Posted by Laura Mauersberger on August 8, 2017


 For the past three years, Box has been recognized as a strong leader in Gartner's Magic Quadrant for Enterprise File Synchronization and Sharing. In order to keep their impressive reputation, Box employs up to date practices to keep their company as leader of the pack.

How has microservices helped Box speed up their times to deployment?

Box was founded before The Cloud even existed. Like many companies, Box’s code was written on a monolithic architecture. The steps to deploy a new service were painfully exhaustive. It took weeks, or even months to deploy one service. With hundreds of projects in the backlog, Box began investigating how to make service deployment more efficient.



Box made a few key decisions - to build their platform on containers, to transfer to a microservice architecture, and to focus on rapid development and deployment.
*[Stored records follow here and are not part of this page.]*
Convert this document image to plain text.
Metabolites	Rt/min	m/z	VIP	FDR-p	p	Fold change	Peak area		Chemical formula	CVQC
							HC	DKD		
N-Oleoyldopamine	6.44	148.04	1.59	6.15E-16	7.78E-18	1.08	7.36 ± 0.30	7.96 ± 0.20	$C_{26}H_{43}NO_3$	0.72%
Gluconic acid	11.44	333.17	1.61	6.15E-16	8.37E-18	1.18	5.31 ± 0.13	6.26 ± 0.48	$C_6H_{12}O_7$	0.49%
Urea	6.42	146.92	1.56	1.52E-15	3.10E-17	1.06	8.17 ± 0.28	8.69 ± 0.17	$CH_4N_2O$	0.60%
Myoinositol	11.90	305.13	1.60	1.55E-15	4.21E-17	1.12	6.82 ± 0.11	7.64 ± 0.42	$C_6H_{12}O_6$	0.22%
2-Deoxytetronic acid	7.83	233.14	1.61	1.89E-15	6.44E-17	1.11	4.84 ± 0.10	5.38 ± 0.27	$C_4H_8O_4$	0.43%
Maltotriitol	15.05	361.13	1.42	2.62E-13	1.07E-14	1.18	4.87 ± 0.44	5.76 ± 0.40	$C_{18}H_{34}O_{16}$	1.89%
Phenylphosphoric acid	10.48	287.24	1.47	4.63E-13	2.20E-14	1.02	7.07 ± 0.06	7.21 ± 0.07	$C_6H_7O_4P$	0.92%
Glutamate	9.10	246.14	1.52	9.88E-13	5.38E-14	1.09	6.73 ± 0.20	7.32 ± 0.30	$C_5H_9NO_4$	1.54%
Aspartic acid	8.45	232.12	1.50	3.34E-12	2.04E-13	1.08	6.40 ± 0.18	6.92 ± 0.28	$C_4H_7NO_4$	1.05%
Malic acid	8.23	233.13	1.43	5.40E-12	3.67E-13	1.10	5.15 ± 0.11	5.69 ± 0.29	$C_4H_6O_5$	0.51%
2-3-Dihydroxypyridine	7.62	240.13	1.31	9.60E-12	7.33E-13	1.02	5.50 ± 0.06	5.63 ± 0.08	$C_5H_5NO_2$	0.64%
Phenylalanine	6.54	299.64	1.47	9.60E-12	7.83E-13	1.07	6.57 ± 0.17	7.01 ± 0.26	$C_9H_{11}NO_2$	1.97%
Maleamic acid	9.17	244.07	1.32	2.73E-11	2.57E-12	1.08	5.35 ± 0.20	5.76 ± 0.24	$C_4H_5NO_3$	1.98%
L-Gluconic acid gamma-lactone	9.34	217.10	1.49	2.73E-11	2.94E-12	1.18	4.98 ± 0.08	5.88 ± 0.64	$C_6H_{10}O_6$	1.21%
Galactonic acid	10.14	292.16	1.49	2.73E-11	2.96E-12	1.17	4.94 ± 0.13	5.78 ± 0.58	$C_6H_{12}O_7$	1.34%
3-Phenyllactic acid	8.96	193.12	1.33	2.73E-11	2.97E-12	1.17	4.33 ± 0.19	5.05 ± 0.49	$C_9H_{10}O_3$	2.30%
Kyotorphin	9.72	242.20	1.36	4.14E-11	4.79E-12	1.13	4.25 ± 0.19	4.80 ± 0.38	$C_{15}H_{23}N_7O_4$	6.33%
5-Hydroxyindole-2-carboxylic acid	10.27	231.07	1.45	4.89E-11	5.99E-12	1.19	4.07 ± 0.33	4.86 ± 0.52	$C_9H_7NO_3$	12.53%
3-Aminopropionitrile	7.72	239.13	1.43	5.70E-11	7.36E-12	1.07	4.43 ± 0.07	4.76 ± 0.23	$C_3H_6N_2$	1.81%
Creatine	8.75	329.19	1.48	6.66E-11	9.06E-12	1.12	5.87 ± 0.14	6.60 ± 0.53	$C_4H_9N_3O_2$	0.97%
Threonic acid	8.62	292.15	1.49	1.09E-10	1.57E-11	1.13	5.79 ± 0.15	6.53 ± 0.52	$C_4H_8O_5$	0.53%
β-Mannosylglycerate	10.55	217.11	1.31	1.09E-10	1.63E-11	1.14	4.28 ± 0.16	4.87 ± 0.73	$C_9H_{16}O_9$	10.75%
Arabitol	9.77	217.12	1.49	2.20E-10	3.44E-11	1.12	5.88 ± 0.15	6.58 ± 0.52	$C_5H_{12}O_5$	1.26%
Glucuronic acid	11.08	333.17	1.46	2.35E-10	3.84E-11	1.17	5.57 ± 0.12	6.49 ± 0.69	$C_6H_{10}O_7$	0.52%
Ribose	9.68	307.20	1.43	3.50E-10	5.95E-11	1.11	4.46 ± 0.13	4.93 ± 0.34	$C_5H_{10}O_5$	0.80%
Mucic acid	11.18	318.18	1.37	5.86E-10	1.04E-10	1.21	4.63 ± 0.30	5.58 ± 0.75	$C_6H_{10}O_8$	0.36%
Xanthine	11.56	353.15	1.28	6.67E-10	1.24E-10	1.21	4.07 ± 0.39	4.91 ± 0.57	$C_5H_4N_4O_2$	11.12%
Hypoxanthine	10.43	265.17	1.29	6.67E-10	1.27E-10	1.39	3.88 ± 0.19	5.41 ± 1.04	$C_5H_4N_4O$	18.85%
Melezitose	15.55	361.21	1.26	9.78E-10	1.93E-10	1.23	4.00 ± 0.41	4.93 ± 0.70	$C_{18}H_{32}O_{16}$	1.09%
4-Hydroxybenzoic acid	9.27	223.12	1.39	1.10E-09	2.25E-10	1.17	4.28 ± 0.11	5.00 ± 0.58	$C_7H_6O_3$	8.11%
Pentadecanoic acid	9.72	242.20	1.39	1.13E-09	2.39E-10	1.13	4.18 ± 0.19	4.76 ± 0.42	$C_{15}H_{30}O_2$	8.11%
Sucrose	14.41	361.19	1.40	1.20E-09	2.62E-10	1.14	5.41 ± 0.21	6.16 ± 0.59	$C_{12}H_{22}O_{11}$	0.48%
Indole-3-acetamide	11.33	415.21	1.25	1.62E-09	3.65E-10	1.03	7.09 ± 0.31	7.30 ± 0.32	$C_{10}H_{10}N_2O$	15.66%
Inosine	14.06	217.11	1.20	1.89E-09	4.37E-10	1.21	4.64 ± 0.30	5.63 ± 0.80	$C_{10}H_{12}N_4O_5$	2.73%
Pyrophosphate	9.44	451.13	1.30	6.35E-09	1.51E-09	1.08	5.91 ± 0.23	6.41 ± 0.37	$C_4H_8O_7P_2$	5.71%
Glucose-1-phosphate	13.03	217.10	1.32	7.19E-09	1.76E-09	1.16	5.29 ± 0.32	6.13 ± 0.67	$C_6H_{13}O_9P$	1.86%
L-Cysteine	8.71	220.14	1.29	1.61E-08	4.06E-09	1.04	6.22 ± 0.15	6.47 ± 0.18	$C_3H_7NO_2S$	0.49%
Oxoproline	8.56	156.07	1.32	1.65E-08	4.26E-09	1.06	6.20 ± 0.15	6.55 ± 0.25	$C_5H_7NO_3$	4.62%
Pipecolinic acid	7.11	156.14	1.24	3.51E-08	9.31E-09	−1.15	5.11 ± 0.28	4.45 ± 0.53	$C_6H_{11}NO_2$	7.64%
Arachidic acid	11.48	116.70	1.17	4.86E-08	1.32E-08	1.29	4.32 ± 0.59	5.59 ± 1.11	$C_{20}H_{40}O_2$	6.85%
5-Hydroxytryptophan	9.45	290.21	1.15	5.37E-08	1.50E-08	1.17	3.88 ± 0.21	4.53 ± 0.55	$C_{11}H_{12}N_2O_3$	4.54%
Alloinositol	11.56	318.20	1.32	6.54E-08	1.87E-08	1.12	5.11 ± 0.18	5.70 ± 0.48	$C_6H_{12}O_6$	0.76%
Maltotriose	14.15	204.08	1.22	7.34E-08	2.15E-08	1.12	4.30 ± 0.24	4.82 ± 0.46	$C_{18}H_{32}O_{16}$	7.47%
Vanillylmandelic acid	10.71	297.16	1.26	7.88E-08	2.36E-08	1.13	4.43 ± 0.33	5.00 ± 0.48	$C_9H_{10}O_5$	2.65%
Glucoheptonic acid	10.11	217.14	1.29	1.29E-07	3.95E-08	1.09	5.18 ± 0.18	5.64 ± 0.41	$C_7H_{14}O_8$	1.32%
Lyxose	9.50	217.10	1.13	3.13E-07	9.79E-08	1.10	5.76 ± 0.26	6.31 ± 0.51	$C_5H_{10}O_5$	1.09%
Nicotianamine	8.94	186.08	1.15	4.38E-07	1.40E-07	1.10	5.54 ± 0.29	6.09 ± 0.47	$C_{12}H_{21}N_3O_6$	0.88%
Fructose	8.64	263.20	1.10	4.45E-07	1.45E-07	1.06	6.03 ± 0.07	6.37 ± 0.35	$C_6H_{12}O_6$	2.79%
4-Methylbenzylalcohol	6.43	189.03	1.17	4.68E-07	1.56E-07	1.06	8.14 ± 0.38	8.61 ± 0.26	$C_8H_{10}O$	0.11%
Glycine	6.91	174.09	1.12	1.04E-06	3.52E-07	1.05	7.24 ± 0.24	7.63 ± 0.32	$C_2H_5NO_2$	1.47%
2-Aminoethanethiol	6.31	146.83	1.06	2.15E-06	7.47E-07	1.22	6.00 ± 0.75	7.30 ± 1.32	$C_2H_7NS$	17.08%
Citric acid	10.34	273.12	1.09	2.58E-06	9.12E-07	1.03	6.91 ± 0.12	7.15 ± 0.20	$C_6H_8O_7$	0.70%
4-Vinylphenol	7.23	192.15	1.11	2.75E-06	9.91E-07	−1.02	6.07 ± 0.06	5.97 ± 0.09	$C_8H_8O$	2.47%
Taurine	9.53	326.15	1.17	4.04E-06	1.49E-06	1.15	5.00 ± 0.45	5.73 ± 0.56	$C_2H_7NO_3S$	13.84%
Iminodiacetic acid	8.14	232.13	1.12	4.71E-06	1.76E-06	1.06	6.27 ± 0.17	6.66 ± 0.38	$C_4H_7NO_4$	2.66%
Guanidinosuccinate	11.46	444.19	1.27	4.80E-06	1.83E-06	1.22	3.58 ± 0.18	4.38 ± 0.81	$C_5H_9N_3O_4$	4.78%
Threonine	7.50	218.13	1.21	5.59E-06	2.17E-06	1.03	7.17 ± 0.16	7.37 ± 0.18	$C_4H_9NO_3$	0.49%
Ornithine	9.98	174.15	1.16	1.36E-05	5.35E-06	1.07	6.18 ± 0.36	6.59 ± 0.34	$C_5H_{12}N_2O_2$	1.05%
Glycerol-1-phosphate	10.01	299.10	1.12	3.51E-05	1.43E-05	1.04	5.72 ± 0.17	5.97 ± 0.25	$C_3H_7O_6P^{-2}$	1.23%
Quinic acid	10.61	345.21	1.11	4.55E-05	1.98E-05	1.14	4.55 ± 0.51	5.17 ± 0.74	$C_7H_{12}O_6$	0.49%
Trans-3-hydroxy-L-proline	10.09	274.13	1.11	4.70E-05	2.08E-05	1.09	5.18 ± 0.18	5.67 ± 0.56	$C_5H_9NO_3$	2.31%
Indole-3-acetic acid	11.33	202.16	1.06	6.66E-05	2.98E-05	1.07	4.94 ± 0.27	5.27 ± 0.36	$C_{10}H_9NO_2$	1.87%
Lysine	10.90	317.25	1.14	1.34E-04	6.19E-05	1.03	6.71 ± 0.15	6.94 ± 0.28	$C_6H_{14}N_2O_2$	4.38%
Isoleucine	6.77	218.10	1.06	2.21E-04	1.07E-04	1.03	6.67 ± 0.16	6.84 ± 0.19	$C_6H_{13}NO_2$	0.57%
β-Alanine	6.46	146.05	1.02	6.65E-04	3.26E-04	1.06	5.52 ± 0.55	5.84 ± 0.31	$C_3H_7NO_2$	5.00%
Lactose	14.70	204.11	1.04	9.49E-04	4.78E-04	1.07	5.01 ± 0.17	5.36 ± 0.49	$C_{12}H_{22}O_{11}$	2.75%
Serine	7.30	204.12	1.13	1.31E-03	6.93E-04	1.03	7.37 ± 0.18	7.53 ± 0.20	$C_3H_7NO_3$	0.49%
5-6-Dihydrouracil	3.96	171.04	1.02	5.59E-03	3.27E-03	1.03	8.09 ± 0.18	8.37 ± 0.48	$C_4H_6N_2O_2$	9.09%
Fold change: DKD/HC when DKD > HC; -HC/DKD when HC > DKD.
Box began splitting up their main monolithic PHP application into a microservice architecture. The organization realized that they would ultimately need dozens (even hundreds) of microservices to be successful, but there was a serious problem: the model for provisioning new services was extremely outdated.

Microservices — What an Enterprise Architect Needs to Know


Microservices brought the File sharing leader to the 21st century. 

After weighing the Platform as a Service (PaaS) options, Box decided to go with a combination of Docker and Kubernetes. Docker is a tool designed to make it easier to create, deploy, and run applications by using containers. Containers allow a developer to package up an application with all of the parts it needs, such as libraries and other dependencies, and ship it all out as one package. Kubernetes is an open-source system for automating deployment, scaling, and management of containerized applications. It groups containers that make up an application into logical units for easy management and discovery.



Instead of taking months to deploy code, now an engineer just has to write a Dockerfile, then package up their service into a Docker image. The image is published into the internal registry, the same engineer writes and tests the code in Kubernetes objects almost instantly.

The above workflow was the result of moving from a monolithic application to a microservices framework. This has resulted in a reduction from six months to launch a service to an average of less than a week - even sometimes less than an hour.

Moving to a microservice architecture, and being able to deploy services within hours will ensure Box’s ranking as a strong leader in Enterprise File Synchronization and Sharing for many years to come.